Christ on the Sea of Galilee, Tintoretto
The Tintoretto painting Christ on the Sea of Galilee has long been a favorite of mine for its beautiful Prussian blue waves and Venetian warm golden light, famous in all the Venetian masters’ paintings. I love the stillness emanating from Christ’s upraised hand, and Peter, little Peter, climbing out of the boat to come to Jesus. You can see Christ’s command of the situation, His arced back mirrored in the arc of the sail, and the still quality of the tree of life beside him on the bank. This painting speaks to me of Christ’s reign in my chaotic life and my captivated heart’s rest in Him. I also feel it captures many symbolic arcs of the Bible, from the Tree of Eden to the Tree of Revelation, the leaves of which are for the healing of the nations, and thus was a good image for this workbook on symbol, narrative, and poetry in the Bible.
The Logo
For the logo, Mark generously put up with my back-and-forth as we hammered out how the upraised praising and praying hands would come out of the Bible, symbolizing the “take and read” part of this publishing imprint as well as the wings of the Holy Spirit dove and the flame of Pentecost; pointing both to the Trinity and to our need to pick up and read, as Augustine heard one summer’s day in the garden: “Take and read, take and read!”
Prussian Blue
Prussian blue, the color of the logo and the cover art, is my favorite paint color. It was discovered in 1704 by Berlin dye-maker Johann Jacob Diesbach. Diesbach shared a lab with an alchemist, and mixing his red cochineal beetles with bits of iron left over from blood in the petri dish led to the discovery of a cheap new way to make vivid blue ink. Easier than grinding lapis lazuli, it allowed for cheap blue ink and paint. This color in turn influenced the work of Hokusai and other Japanese printmakers…
Starry Night
…and had a lasting effect on European impressionist painters, in particular on the wavy sky of Vincent Van Gogh’s Starry Night painting.
Egyptian Blue
While the alchemist’s dubious experiments led to chemical weapons in WWI, the ink color has been beautiful and life-giving. Blue paint-making technique from the Egyptians was lost after the Roman collapse during the Middle Ages…
Lapis Lazuli…
…and the grinding of Lapis Lazuli was laborious and expensive. This democratization of the color blue from the blood of animals and the cochineal beetle allowed for its wider dissemination.
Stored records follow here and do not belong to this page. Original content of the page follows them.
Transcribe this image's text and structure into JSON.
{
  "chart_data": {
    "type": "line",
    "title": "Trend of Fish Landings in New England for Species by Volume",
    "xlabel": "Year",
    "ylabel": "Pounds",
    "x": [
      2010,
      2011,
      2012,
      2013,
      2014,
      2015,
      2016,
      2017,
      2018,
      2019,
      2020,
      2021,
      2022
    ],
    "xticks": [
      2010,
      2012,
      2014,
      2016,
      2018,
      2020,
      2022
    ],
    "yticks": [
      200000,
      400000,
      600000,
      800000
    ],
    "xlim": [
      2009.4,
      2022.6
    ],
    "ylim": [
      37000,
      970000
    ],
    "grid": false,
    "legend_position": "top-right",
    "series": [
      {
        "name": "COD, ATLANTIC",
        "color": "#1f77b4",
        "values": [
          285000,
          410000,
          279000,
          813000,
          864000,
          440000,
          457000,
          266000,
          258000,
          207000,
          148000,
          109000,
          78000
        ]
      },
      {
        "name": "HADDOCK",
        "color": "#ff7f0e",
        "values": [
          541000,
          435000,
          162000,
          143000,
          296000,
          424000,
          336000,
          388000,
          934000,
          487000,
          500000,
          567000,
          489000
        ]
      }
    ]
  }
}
This democratization fits the vibe of Take and Read Books, whose aim is to put literary study from a Christian perspective in the hands of middle and high school students who can learn for themselves how to study literature from a Christian point of view, simultaneously reveling in the shed blood of a risen Savior, Christ the Lord, efficacious for our sins and sorrows. Christ is Risen, Alleluia. Take and Read!